Poesia per bambini
E’ venerdì, il fine settimana incombe quindi approfitto dei due giorni che ci separano dal lunedì di Dahl per proporvi qualche riflessione che sto facendo da tempo su un aspetto specifico e particolare della letteratura per l’infanzia:
LA POESIA.
Cos’è la poesia per bambini?
Come si legge la poesia per bambini?
Si pubblica e si vende la poesia per bambini?
Andiamo con ordine e magari qualcosa insieme riusciamo a chiarircela in merito. La poesia è di per sé un ambito letterario “difficile” da leggere, implica una certa attitudine e attenzione di lettura (naturalmente non mi riferisco agli aforismi di facile consumo che, per l’appunto sono aforismi piuttosto commerciali e non possono esser fatti rientrare nella accezione di poesia). Partendo dal presupposto che da sempre muove il mio lavoro critico e dà indirizzo alla linea di Teste fiorite che la letteratura per l’infanzia sia una letteratura senza aggettivi potrei dire che la poesia per bambini sconta forse il doppio, o almeno due gradi di difficoltà nell’essere approcciata dal lettore: la difficoltà, come si diceva, di leggere poesia in generale; la ancor maggiore difficoltà di leggere o anche solo di poter pensare di leggere della poesia per i bambini.
Diversi autori e case editrici mi dicono che i libri di poesie e filastrocche (che nella accezione migliore del termine possono costituire una tipologia di poesie, così come alcune canzoni) sempre più difficilmente decidono di pubblicare, quindi di investire economicamente, su raccolte di poesie o collane di poesie perché decisamente poco remunerative a meno che non si tratti di grossi, grossissimi nomi che vendono a prescindere: Rodari in primis.
Perchè questa difficoltà?
Secondo me la risposta sta nello strumento comunicativo della poesia, la tipologia i lettura che essa richiede da parte degli adulti non può essere lineare (generalmente uno non si legge un libro di poesie dall’inizio alla fine di seguito, tendenzialmente il loro insieme pur programmato e costruito in base ad un messaggio non costituisce una continuità narrativa) né “monotona”, ci vuole un minimo di capacità di lettura in più rispetto alla narrazione che avvolge il bambino in un altro modo.
Eppure, a ben pensarci, le forme poetiche in rima, le filastrocche, le narrazioni in rima costituiscono indubbiamente il primo e più semplice ed efficace approccio del bambino, anche piccolissimo, alla lettura.
La musicalità del ritmo, della rima, della metrica costituisce dall’alba delle civiltà la base per la narrazione e, soprattutto la memorizzazione della narrazione e dei suoi meccanismi.

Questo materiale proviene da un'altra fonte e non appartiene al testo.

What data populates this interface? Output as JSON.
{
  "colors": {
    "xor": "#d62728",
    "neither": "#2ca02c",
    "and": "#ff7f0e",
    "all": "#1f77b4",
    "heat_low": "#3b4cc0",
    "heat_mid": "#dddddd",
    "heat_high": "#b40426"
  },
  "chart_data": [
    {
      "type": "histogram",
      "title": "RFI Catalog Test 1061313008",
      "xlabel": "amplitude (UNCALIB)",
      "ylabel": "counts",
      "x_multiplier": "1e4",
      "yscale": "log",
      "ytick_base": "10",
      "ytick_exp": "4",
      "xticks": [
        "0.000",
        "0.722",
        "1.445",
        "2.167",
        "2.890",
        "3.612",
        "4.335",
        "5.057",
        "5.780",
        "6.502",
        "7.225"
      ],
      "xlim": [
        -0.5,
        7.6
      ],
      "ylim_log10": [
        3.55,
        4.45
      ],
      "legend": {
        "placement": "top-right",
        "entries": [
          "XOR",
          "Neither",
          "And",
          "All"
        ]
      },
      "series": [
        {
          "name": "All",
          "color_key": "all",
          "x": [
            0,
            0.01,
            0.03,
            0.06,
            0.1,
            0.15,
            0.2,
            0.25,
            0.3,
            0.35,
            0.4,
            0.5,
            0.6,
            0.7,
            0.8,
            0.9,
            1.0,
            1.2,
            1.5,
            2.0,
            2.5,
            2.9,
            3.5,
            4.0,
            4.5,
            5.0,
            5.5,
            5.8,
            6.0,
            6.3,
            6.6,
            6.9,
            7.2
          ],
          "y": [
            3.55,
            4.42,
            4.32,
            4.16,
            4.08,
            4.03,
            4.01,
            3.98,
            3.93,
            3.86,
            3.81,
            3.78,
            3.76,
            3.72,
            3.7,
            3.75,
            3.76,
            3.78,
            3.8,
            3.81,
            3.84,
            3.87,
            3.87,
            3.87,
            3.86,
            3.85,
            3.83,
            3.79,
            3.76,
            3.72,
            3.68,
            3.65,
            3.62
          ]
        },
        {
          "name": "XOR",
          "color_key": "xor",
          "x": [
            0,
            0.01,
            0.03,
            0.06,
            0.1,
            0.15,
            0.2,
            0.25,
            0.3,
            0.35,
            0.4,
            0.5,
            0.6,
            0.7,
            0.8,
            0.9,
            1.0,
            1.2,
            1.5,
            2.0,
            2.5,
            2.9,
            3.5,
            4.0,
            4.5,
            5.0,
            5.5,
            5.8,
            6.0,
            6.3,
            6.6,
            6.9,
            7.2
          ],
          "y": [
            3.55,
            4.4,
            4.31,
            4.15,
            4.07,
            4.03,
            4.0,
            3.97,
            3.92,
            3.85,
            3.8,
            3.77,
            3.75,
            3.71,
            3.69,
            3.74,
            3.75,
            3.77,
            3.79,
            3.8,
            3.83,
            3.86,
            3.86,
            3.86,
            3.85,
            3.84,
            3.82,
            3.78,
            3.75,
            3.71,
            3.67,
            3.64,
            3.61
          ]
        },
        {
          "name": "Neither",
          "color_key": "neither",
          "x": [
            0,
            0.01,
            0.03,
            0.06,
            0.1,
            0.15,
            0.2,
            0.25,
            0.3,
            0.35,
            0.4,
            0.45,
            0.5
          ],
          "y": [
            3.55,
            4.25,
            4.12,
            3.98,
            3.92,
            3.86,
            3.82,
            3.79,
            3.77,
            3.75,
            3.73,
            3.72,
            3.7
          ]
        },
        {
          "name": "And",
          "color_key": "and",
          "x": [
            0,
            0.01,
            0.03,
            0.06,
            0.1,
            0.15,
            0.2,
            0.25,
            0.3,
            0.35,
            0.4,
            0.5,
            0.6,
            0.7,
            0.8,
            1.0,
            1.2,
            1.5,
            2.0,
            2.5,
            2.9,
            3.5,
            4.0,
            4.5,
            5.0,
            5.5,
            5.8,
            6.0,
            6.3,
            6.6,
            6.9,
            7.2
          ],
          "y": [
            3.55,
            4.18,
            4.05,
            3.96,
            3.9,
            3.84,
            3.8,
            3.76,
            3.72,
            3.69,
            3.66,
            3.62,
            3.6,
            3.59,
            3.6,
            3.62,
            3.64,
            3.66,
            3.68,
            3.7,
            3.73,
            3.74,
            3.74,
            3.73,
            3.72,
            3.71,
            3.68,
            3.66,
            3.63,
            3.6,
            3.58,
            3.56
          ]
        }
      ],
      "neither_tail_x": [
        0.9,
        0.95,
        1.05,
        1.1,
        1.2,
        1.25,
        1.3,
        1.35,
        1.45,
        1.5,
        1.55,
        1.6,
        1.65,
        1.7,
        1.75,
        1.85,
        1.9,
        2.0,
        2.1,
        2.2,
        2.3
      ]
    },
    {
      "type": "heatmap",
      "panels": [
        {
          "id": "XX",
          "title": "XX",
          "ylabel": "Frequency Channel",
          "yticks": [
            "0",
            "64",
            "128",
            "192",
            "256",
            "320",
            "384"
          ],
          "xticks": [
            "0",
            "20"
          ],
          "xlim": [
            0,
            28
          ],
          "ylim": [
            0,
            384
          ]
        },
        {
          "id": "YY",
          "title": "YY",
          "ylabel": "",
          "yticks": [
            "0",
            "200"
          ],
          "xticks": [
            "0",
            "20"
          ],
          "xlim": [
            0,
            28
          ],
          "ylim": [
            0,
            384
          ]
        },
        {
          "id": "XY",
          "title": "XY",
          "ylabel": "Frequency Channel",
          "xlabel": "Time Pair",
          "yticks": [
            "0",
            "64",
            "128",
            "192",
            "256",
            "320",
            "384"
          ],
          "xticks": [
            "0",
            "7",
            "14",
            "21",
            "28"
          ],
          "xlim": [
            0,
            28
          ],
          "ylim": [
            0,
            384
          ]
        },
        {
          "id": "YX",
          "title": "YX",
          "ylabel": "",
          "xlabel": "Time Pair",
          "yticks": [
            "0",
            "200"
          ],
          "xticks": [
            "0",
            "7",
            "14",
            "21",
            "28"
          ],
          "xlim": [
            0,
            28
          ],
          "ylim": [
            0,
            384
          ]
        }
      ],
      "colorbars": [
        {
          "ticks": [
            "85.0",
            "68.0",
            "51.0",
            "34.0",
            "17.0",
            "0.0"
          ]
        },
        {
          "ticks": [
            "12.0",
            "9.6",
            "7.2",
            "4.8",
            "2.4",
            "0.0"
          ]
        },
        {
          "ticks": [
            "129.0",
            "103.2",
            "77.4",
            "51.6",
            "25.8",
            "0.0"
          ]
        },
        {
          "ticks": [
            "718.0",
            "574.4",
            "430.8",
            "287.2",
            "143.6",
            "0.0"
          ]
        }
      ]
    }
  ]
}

Omero non avrebbe potuto comporre nulla se non in metrica così come un neonato mostrerà sicuramente più interesse ad una canzone o lettura o filastrocca ritmata dalla rima. Il meccanismo è, mutatis mutandis, lo stesso: si sviluppano le connessioni cerebrali, si approfondiscono le capacità mnemoniche e credo poche cose siano più belle di una poesia che ti sovviene all’improvviso quando meno te lo aspetti, a volte apparentemente senza nemmeno un collegamento con il contesto se non, un suono, una parola, che aggancia il “cassettino” della memoria giusto e “fa partire il disco” come un juke box.
E’ un po’ quello che succede nei bambini con poesie come quelle di Bruno Tognolini o Chiara Carminati che spesso danno forma al sentire dei bambini tanto perchè legati ad un contesto specifico, quanto ad un’emozione per cui i versi tornano su, come una marea, al riproporsi di una situazione, di un oggetto o di un’emozione che si è vissuta accompagnati dalla rima della poesia.
Penso, ad esempio all’intramontabile e perfetto Mal di pancia calabrone di Bruno Tognolini, Nord sud edizioni, in cui le poesie legate alla quotidianità del bambino che uniscono realtà e puro nonsense diventano un punto di riferimento scaramantico e esorcizzante per ogni occasione dal mal di pancia al lupo, al mal di schiena del papà, alla febbre, all’inizio ed alla fine delle cose.